The minute the boat arrived at the Three Sisters Springs, I was a little horrified by all the boat traffic that was surrounding the manatees; but despite my anger about the heavy boat traffic in that single area, I had to remind myself that I did not come there to get angry over the large number of boats and people in a manatee habitat and enjoy the manatees and nothing more. After plunging into the spring, I approached a juvenile that was feeding near a mangrove. I just stood there and just watched him eat at the bottom of the spring for like a few minutes before I found myself getting shoved around by other swimmers which spooked the manatee off.  Meanwhile, I was shoved so far away into the spring, that I ended up finding myself among a mother and a calf pair.
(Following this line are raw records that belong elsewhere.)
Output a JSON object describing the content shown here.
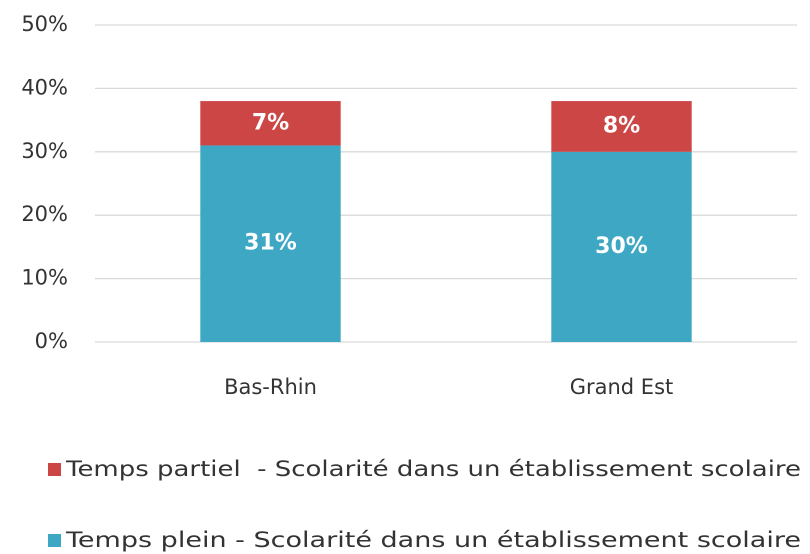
{
  "chart_data": {
    "type": "stacked_bar",
    "categories": [
      "Bas-Rhin",
      "Grand Est"
    ],
    "series": [
      {
        "name": "Temps plein - Scolarité dans un établissement scolaire",
        "color": "#3ea8c4",
        "values": [
          31,
          30
        ],
        "value_labels": [
          "31%",
          "30%"
        ]
      },
      {
        "name": "Temps partiel  - Scolarité dans un établissement scolaire",
        "color": "#cc4646",
        "values": [
          7,
          8
        ],
        "value_labels": [
          "7%",
          "8%"
        ]
      }
    ],
    "ylim": [
      0,
      50
    ],
    "yticks": [
      {
        "value": 0,
        "label": "0%"
      },
      {
        "value": 10,
        "label": "10%"
      },
      {
        "value": 20,
        "label": "20%"
      },
      {
        "value": 30,
        "label": "30%"
      },
      {
        "value": 40,
        "label": "40%"
      },
      {
        "value": 50,
        "label": "50%"
      }
    ],
    "grid": true,
    "legend": "bottom"
  }
}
Although the pair were not swimming, they resting at the bottom of the shallow spring while the swimmers circled them in their surroundings. Up until that point, I had never seen a manatee nurse from it’s mother before so, seeing a newborn calf nurse his mom out in the wild for the first time was such a sight to see. After watching the baby manatee nurse, I continued my exploration of the shallow spring by swimming around  before coming across an entire colony of manatees resting at a deeper side of the spring.  So, I decided  to just spend the rest of the morning just observing the resting manatees in the deep end. As I observed the resting animals, one animal began to role on his back while another animal left the deep end to join up with other nearby colonies.

An adult manatee rolling on the sand at the bottom of the Three Sisters Springs in Citrus County, FL.

When the time did come to leave the spring and return to the boat in order to return to the dive shop, my group and I witnessed a group of manatees getting startled in an off-limits area by thrashing their bodies around the entire netted area like crazy. I wondered what the animals where thinking when they were thrashing around like that. Was it because they got spooked by the large number of people swimming around their habitat? Was it a sign of play? Or Where they just fighting? I don’t know what the thrashing manatees where thinking when they just started splashing like that and I guess we may never know because we can’t directly read their minds; however, I can safely assume it was likely a sign of aggression between two or more animals fighting over the right to mate with breeding females because after all, this was the time of year when the manatees breed. Overall, it was just a great experience swimming with wild manatees and I hope I get that chance again one day.

Rules regarding how to legally swim with wild manatees

  1. While you can float near the manatees, do not make too much noise like splashing or trending water because that can scare the manatees away. Remain quite as possible
  2. do not enter any manatee sanctuaries that are marked and roped off from the public.
  3. Let the manatee come to you. There is no need to chase them around like cattle in any shape or form and that’s considered harassment under the Marine Mammal Protection Act. However, if the manatee wants to be petted, feel free to rub the animal as long as you manage to give them space for them to swim on. Do not pet mothers with nursing calves.
  4. Never ever try to separate a mother from her calf because a manatee calf needs it’s mother to teach it all the necessary survival skills it would need in order to survive into adulthood.
  5. Never feed or give manatees water.
  6. Do not ride the manatees.
  7. If you choose to observe the manatees underwater, only use snorkeling gear from the surface.
  8. If you come across sleeping manatees, just let them be.
  9. Do not videotape manatees without written permission from the Fish and Wildlife Service. This should only be used for scientific and educational purposes.
  10. Use non-flash-able cameras when taking pictures of the manatees because flash can harm a wild manatee
  11. If you see a sick, orphaned, or injured manatee during your swim session, please have your instructor call wildlife officials immediately.

I hope these rules will help you  have a great manatee swim experience. Have a great evening everyone.